Rosaldo provides an example from his own research of an Ilongot man who had recently lost a child after having lost three others in a brief span just a few years earlier. Before the prohibition of headhunting practices, Ilongot men would vent rage through taking the head of another man. Once this had been banned by the Filipino government, it left a cultural void that many sought to fill by converting to Christianity. Rosaldo, not properly understanding the man’s bereavement, assumed that the Ilongot man had converted believing ‘that the new religion could somehow prevent further deaths in his family’ (p. 120). However, Rosaldo later realized that the man was looking for an alternative method for coping with his grief. In this second essay, Rosaldo wonders how he ‘could have failed to appreciate the weight and power of the man’s desire for “venting his wrath and thereby lessening his grief”’ (p. 120).
Rosaldo credits the rage he felt over his wife’s death for allowing him to recognize this flaw in ethnographic research. He describes the intensity of the experience by saying, ‘Immediately on finding her body I became enraged. How could she abandon me? How could she have been so stupid as to fall? I tried to cry. I sobbed, but rage blocked the tears’ (p. 124).
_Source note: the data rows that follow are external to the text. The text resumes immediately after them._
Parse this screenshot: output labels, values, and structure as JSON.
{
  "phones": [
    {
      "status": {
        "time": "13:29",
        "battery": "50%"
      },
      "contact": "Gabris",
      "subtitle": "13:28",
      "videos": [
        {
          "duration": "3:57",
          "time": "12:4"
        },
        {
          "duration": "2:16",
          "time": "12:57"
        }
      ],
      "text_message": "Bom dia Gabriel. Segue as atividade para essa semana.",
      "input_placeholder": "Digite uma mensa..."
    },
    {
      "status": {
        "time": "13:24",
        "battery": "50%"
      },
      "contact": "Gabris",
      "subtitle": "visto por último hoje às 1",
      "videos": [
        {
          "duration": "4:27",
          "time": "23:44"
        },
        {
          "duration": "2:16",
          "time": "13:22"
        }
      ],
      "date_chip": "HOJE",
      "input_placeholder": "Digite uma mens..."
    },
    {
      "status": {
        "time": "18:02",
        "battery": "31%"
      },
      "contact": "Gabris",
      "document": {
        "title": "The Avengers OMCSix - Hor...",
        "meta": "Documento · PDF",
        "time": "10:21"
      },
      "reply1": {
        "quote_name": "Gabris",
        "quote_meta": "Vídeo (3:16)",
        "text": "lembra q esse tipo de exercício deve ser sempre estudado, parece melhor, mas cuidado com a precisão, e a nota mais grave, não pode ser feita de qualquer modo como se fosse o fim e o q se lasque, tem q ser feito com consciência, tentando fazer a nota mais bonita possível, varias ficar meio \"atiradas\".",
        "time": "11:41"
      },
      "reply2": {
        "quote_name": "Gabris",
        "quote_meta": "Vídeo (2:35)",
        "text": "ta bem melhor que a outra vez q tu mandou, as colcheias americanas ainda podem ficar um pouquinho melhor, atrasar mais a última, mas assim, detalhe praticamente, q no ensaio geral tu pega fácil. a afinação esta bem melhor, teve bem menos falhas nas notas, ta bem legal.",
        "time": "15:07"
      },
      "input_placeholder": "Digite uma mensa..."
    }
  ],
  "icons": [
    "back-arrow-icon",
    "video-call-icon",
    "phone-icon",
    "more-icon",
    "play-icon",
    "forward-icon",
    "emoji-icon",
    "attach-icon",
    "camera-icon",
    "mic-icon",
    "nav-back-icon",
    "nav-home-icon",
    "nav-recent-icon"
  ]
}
Reflecting upon this rage, and wishing in his journal for the ‘Ilongot solution,’ Rosaldo recognized the anthropological deficiency his essay highlights.
Kurt Vonnegut, who held a master’s degree in anthropology, described the discipline as ‘a science that was mostly poetry’ (Vonnegut 1981:90). Rosaldo embraces that description with his concept of ‘anthropoetry’. Not only does he illustrate how ethnographically-informed poems can effectively communicate the qualitative facets of a culture, he uses it to illustrate a deficiency in anthropological fieldwork. Anyone interested in the social sciences could stand to benefit from reading this brief, yet insightful, book as Renato’s poetry shows an innovative way of expressing what is often missing from traditional ethnographies. Finally, the avid reader of poetry find great value in how Rosaldo maximises the emotional impact of the situation with his laconic verse.
Works Cited:
Vonnegut, Kurt. 1981. Palm Sunday: An Autobiographical Collage. New York: Random House.